All that we have comes from God. ALL of it, yet like my son, we usually act like it is ours to do with as we please. Often times we will justify ourselves by trying to say we used it to good use. We say we needed it to pay a bill, get something we needed or perhaps we even used it for someone else (without seeking God's permission, of course). It was there, it was available and so we simply did it. Funny, we never think about dipping into our 90%, only God's 10%.
Anyway you look at this, it is not right. It is not right to take what belongs to God anymore than it is not right to take what belongs to another person. It doesn't matter how much you try to justify it, this is still sin.
Finally, God does not want you to give out of obligation. He wants you to give because you love him. How wonderful we feel when we give to someone... especially when it is someone whom we love.
"But I can't afford to give!" Remember the widow with the two mites? Did Jesus rush up to her and press the two mites back into her hand and tell her she didn't have to give because it was all that she had? No. Instead he commended her and we are still reading about her giving heart nearly 2,000 years later.

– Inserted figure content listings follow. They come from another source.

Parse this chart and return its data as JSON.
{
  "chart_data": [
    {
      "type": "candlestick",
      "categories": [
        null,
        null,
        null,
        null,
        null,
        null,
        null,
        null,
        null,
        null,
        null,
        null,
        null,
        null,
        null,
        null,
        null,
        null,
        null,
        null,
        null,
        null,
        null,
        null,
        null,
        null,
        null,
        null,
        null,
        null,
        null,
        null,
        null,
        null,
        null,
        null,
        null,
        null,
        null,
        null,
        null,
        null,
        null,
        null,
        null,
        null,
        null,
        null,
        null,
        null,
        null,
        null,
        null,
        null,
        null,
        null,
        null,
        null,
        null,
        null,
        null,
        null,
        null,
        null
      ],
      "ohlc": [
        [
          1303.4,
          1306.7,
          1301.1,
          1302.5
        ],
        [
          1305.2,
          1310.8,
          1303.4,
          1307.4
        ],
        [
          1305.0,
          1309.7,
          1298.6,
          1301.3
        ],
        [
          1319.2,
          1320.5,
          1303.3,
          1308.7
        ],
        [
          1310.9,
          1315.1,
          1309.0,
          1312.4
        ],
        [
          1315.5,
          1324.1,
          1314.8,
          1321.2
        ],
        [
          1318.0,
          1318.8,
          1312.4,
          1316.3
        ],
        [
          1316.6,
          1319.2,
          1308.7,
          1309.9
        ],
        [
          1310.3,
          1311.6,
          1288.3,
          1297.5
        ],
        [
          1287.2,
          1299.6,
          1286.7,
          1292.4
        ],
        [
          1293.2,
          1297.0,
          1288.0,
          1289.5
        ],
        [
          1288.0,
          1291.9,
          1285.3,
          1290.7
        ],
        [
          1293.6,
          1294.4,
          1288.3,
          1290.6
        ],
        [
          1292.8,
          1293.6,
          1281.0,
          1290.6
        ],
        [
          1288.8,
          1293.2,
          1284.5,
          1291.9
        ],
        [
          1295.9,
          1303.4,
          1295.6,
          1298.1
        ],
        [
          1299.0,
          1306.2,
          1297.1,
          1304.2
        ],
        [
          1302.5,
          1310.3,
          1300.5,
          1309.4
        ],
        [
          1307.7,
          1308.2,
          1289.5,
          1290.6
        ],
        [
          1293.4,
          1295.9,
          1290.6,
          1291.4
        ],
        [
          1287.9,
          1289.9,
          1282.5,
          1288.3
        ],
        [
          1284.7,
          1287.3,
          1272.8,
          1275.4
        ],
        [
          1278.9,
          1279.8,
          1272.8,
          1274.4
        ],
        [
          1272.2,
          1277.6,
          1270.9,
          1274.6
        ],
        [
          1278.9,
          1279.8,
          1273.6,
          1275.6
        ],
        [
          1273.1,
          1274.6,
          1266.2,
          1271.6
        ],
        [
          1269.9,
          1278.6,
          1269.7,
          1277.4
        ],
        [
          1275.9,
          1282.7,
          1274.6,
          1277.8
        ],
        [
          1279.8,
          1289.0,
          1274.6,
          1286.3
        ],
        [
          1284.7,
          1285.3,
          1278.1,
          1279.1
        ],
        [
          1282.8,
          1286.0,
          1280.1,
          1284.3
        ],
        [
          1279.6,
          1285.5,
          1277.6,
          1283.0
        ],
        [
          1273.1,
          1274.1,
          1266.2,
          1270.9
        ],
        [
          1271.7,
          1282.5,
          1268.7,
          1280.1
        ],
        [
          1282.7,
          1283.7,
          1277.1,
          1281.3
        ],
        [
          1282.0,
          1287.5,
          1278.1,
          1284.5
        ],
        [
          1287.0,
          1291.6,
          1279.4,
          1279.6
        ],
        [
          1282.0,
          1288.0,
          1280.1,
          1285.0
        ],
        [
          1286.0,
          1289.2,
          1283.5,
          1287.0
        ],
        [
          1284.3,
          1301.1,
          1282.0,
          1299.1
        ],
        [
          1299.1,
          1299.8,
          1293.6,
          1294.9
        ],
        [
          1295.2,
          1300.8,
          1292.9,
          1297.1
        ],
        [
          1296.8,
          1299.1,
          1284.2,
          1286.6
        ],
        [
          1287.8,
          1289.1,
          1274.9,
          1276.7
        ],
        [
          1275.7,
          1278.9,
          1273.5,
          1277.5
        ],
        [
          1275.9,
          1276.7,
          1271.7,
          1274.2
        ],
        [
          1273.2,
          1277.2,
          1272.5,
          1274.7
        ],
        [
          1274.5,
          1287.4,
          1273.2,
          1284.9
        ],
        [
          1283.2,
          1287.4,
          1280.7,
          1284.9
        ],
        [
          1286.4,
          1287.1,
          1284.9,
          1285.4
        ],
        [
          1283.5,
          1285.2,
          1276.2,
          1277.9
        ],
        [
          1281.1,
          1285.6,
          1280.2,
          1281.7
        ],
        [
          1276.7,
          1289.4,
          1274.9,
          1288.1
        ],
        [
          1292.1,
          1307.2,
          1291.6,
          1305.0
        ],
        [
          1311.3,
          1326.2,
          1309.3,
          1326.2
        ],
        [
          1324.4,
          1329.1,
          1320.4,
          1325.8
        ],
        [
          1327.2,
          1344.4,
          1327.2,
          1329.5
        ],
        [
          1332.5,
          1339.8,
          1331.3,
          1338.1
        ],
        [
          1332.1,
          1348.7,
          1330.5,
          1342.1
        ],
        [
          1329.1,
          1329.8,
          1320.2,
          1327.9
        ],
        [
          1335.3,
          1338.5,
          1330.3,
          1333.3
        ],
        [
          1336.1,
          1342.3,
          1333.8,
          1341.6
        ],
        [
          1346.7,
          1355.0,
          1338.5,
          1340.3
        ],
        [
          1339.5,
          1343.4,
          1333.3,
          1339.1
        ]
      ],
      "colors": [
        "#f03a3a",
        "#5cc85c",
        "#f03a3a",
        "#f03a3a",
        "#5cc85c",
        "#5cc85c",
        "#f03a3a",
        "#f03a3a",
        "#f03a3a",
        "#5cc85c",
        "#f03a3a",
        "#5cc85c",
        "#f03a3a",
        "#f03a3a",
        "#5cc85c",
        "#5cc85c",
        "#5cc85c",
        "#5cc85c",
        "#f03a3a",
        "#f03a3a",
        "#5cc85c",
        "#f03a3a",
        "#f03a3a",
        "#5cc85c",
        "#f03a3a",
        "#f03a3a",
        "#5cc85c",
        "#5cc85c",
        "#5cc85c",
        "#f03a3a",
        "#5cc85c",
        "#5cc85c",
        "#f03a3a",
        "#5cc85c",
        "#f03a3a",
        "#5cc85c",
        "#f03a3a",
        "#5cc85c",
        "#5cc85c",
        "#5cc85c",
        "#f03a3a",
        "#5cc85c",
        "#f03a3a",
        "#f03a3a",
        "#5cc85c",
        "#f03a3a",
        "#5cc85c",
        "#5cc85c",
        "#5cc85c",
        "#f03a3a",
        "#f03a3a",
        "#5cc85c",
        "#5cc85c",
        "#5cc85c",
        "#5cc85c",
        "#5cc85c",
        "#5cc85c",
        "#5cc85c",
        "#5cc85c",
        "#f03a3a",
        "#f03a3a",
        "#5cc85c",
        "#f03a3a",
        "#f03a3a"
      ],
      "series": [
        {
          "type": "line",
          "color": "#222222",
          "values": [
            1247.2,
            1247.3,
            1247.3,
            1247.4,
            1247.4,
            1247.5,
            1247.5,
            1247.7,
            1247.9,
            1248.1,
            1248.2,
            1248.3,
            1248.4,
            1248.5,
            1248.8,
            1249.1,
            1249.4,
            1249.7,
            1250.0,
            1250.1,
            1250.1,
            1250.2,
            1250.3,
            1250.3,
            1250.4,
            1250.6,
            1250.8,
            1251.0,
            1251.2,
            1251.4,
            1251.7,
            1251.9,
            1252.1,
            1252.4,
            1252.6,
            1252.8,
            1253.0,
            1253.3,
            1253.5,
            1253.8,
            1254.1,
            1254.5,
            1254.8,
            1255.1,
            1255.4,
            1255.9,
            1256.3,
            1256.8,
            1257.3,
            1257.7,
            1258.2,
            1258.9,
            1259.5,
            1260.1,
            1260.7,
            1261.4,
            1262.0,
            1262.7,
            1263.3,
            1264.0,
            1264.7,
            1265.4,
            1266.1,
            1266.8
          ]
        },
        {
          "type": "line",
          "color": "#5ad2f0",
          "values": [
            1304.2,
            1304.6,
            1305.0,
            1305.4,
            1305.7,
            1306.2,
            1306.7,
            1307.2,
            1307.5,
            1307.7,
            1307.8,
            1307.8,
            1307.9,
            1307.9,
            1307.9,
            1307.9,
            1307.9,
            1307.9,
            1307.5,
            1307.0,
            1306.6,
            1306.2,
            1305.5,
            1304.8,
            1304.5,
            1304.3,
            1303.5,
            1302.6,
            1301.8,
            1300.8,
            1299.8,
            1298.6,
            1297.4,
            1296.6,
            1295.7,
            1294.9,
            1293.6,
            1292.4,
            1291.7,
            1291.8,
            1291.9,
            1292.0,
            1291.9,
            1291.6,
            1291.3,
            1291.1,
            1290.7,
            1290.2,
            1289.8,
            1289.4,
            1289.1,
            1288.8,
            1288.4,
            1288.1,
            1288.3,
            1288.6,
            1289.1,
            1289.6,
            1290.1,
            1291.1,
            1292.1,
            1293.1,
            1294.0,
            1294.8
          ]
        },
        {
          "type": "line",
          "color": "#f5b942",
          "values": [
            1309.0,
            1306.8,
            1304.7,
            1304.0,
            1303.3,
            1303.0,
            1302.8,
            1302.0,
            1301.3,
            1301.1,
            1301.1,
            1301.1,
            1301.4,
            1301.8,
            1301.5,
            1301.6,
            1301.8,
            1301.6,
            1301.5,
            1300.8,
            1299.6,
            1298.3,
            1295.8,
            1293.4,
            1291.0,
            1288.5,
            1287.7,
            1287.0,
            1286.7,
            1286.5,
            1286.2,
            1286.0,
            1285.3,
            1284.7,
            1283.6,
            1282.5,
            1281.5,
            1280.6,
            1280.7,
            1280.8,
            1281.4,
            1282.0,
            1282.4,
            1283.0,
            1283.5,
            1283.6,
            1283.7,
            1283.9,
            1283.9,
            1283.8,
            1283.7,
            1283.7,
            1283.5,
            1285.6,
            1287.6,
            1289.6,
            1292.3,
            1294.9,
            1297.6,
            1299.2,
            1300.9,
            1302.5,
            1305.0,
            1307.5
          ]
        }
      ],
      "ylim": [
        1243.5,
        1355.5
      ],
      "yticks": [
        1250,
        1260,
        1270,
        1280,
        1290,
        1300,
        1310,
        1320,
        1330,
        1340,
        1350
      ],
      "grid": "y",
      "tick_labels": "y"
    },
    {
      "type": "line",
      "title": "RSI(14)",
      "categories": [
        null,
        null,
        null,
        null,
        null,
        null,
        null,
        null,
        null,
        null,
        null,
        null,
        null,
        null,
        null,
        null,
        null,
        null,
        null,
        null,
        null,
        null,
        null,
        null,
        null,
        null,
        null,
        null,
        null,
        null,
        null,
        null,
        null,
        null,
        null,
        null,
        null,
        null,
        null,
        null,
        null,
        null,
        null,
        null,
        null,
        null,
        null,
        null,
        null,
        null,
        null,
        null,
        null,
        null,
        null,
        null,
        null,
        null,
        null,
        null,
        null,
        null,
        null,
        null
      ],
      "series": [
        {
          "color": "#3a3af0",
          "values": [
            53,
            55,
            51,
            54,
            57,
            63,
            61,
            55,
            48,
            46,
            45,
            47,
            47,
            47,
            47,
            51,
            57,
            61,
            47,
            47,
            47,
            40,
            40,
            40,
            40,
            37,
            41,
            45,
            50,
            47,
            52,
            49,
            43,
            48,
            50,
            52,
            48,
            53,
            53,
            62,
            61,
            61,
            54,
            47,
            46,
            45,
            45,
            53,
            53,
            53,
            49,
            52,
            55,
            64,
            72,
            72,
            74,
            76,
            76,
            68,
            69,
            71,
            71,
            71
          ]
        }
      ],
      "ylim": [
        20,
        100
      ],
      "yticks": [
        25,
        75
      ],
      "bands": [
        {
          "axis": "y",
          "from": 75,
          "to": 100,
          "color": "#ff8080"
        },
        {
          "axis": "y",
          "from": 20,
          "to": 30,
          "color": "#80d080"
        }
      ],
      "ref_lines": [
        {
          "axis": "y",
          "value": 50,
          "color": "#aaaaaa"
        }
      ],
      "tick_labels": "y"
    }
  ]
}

When it comes to our finances, there are three things we need to remember:
 Cheerfully give to God first, not the leftovers but first. Not because you have to, not because you want something but because you love Him.
 Be a good steward with what God has given us.
, 3. Give to others. As God has blessed us, we in turn should bless others. This is also a part of imitating Christ.
If you do these three things, you will be amazed at what happens.